Muchachos aquí les dejo el cuento que veremos en clase. Beso. Flor
El Narrador
Mario Arregui
Un hombre ya entrado en años pasó una vez varios meses trabajando de alambrador en cierta estancia. No todas las noches pero sí muy frecuentemente, contaba en el fogón episodios de las guerras civiles de 1897 y 1904. Los peones -toda gente joven- y los dos muchachones hijos del patrón lo escuchaban siempre con interés, y a veces le pedían que tratara de recordar algún cuento para ellos nuevo o que repitiera tal o cual.
El alambrador narraba bien. Marcando con una sonrisa las necesarias salvedades, podríamos decir que era un clásico. Nunca se colocaba en posición del héroe o de actor importante; nunca decía "yo" y casi nunca testimoniaba como testigo presencial o, por lo menos, demasiado inmediato. Reconstruía y mostraba los hechos con el ánimo y desde los puntos de mira de un observador un tanto abstracto, bastante impasible, muy naturalmente ubicuo o semi ubicuo... Contaba como alguien que había visto y sabido todo pero que tenía (o había tenido) la virtud de olvidar y recordar de acuerdo con las leyes universales del olvido y la memoria. Sus relatos eran lineales y límpidos, sin trampas ni tecniquerías, conducidos con dominio instintivo del arte de narrar (ese arte que es más común de lo que los escritores, los profesores y los críticos literarios suelen creer).
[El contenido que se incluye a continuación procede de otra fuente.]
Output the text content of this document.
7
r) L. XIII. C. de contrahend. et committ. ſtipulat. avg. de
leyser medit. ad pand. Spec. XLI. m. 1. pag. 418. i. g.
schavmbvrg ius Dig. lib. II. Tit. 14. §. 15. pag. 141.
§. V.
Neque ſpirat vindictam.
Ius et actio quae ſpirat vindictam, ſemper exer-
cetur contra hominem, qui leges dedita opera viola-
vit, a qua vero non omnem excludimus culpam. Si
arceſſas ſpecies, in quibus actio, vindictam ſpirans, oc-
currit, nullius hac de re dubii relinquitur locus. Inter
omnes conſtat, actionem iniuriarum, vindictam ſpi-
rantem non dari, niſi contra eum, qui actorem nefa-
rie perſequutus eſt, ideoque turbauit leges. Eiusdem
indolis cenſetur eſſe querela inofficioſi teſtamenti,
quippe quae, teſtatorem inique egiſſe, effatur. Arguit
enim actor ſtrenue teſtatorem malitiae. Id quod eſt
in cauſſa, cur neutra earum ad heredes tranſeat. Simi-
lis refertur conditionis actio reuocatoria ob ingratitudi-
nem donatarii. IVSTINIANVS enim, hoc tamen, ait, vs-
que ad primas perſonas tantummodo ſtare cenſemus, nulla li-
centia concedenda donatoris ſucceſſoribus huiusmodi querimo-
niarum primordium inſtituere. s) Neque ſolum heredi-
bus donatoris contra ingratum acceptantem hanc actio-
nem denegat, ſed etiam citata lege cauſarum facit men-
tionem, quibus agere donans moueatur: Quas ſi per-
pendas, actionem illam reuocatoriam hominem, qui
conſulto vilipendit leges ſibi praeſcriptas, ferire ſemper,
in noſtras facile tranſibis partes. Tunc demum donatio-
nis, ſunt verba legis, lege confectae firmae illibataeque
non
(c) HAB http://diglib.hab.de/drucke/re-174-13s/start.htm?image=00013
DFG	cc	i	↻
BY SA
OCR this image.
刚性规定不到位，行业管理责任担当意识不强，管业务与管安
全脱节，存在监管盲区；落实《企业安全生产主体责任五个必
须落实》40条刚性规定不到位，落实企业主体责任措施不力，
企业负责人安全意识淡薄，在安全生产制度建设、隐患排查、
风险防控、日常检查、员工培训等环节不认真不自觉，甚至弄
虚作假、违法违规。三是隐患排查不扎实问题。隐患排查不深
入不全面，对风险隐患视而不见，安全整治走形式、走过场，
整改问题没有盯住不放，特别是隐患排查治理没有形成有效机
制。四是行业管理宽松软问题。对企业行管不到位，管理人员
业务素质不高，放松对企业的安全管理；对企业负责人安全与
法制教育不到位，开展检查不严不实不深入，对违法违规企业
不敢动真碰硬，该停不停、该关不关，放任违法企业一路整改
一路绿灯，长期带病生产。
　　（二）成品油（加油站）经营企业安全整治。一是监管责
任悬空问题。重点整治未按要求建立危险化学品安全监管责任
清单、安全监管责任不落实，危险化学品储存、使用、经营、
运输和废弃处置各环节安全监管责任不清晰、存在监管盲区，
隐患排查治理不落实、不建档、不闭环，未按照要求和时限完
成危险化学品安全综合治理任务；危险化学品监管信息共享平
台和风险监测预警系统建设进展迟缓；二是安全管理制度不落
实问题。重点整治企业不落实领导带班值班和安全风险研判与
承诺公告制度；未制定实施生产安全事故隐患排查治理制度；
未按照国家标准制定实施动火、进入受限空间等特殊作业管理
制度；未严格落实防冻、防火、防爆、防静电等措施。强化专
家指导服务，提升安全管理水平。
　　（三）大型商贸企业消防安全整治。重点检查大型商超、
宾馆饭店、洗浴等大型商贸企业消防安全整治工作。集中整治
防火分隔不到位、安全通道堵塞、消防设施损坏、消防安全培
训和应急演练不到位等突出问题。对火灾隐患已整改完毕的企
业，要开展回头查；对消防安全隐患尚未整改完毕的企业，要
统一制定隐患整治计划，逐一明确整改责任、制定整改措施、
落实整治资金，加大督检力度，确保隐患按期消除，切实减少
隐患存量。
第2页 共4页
Y no se confinaba en la épica: la guerra era en sus labios las horas de combate y lo que ellas implicaban o podían implicar (el cuerpo ofrecido al peligro como si no fuera del todo propio, la intención de matar hombres asumida de la manera en que se asume una tarea, la muerte rondando a cada uno lo mismo que una multiplicada mosca verde llamada por el olor del coraje, el miedo sacando de pronto sus cabecitas de víbora por imprevistas grietas del alma…); pero era también, y más todavía, la vida libre y casi feral en los campamentos, las matrereadas un mucho lúdicas, las carreras de piojos en las hojas de los facones o en las caronas, las marchas y contramarchas en caballadas agotadas, las diabluras como actos gratuitos, las dificultades para conseguir un puñado de sal…
Cierta vez acababa de repetir la historia del negro degollado por error (contaba que el pobre moreno había salido de su escondite voceando equivocadamente, de puro asustado o atolondrado, el color de su bandería) cuando uno de los hijos del patrón preguntó:
-¿Y usté cuántos años tiene?
Hay un modo de responder a esta pregunta que se parece al cantar en las trucadas de los envidos o las flores que matan; con ese modo de entonación victoriosa (¿oscura victoria sobre los millones de hombres que no alcanzaron a vivir tal número de años?) el alambrador dijo:
-Sesenta y ocho
-Entonces en el 97 usté recién estaba naciendo y en 1904 tenía seis o siete años, nomás- sacó la cuenta el muchacho-. ¿No es así?
El alambrador nada contestó y no volvió a hablar de guerras civiles mientras estuvo en la estancia.
Pero podía (y tal vez debía) haber contestado. Podía haber dicho que él no relataba recuerdos personales sino otros –más profundos y menos limitados- que lo habían esperado a su nacimiento como el aire y como la luz, y que, se diría con apenas metáfora, había comenzado a mamar en las redondas tetas aindiadas de su madre. Podía haber dicho que hay, o que ocurre como si la hubiera, una rara intimidad con la historia dormitando siempre detrás de la posición de un paisaje con pasado. Podía haber hablado de lo que la sangre parece heredar directamente de la sangre, de las dominantes casi obsesivas del mundo en que se había criado, de cómo se coagulan y se graban las imágenes en el alma de un niño… y haber afirmado, sin falsear la verdad, que por su boca contaban sus abuelos, su padre, sus tíos y muchos otros hombres muertos de su linaje y su raza. Y finalmente podía (y debía) haber puntualizado con algún énfasis que no era él un mentiroso sino algo muy diferente, algo un poco mágico y un poquito sagrado: un narrador.